Ravenna, la storia di Paola: «Dopo la maternità il capo mi disse di vergognarmi»
“Quando sono rientrata al lavoro dopo la gravidanza, il mio titolare mi ha detto che mi dovevo vergognare”. Paola Spadoni, 43 anni, di San Pancrazio, si è licenziata dall’azienda dove lavorava da una decina di anni nel novembre del 2016 dopo aver partorito per la seconda volta. “Quando sono nate le mie gemelle, essendo premature e non avendo dei nonni che potessero aiutarci, ho chiesto il part time al mio datore di lavoro, ma la mia richiesta non è stata nemmeno presa in considerazione”. Ma le difficoltà di Paola sul posto di lavoro cominciano molto prima: “Lavoravo nel settore nautico in un reparto maschile e facevo un lavoro di fatica con martello e cacciavite. Stavo spesso in piedi e alzavo dei carichi importanti. Non mi sono mai rifiutata di fare straordinari e amavo il mio lavoro. Quando sono rimasta incinta la prima volta nel 2009 ho scoperto l’esistenza della maternità obbligatoria, dopo il parto, per lavoro a rischio per l’allattamento. Ciò voleva dire che sarei potuta rimanere a casa da subito, anche perché avevo avuto delle minacce di aborto, ma anche i sette mesi dopo la nascita delle bambine. Mi sono così rivolta all’azienda per sapere come dovevo muovermi, ma mi è stato risposto che loro non potevano aspettarmi”.
Intanto Paola va avanti con la domanda, ma questa viene rifiutata. Tornata in azienda, Paola è subito chiamata dal suo datore di lavoro che utilizza toni e parole poco consoni alla situazione: “Probabilmente avevo messo in moto un meccanismo che aveva fatto scaturire qualche difficoltà”.

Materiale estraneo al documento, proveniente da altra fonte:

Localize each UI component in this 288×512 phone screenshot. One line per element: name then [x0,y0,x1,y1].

Successivamente Paola scopre di essere di nuovo incinta: “Purtroppo la gravidanza non andò bene e io rimasi a casa solo una settimana”. Quando Paola rientra al lavoro fa una spiacevole scoperta: “Un giorno ho visto girare in reparto la responsabile della sicurezza insieme a una signora con in mano colla e silicone. Era il nuovo medico che stava riguardando la dichiarazione dei rischi. Mi ero sempre chiesta in tutto quel tempo che fine avesse fatto la mia domanda e sono venuta a sapere che nel reparto nel quale lavoravo io non c’era alcun rischio, mentre nell’altro nel quale erano impiegati solo uomini, sì”. Poco dopo, una nuova scoperta: i due reparti erano stati uniti e la dichiarazione di rischio era scomparsa.
“Quando mi accorsi di essere incinta delle gemelle, chiesi l’intervento di Sonia Alvisi,
consigliera paritaria, con l’idea di fare domanda per un part-time – prosegue Paola -. È stata proprio lei a prendere contatti con i titolari, ma non c’è stato nulla da fare. Ho deciso, così, di licenziarmi prima del compimento del primo anno di vita delle mie gemelle. I miei titolari hanno tutti delle figlie femmine, spero che non si trovino mai nella mia stessa condizione”.
Paola dopo un primo periodo di scoraggiamento si è rimboccata le maniche ed è diventata una beauty promoter per un’importante casa di cosmetici: “È stata la mia rinascita andare via da quell’azienda. Sono riuscita a tirare fuori da quella situazione il meglio: ora ci sono novanta persone che lavorano sotto di me. Ogni giorno mi occupo di vendere i prodotti di bellezza su internet e gestisco il mio gruppo di lavoro, tutto da casa. Ciò che era iniziato per gioco, grazie alla rete è diventato una professione che amo e che, soprattutto, mi dà la possibilità di veder crescere le mie tre figlie”. (b.g.)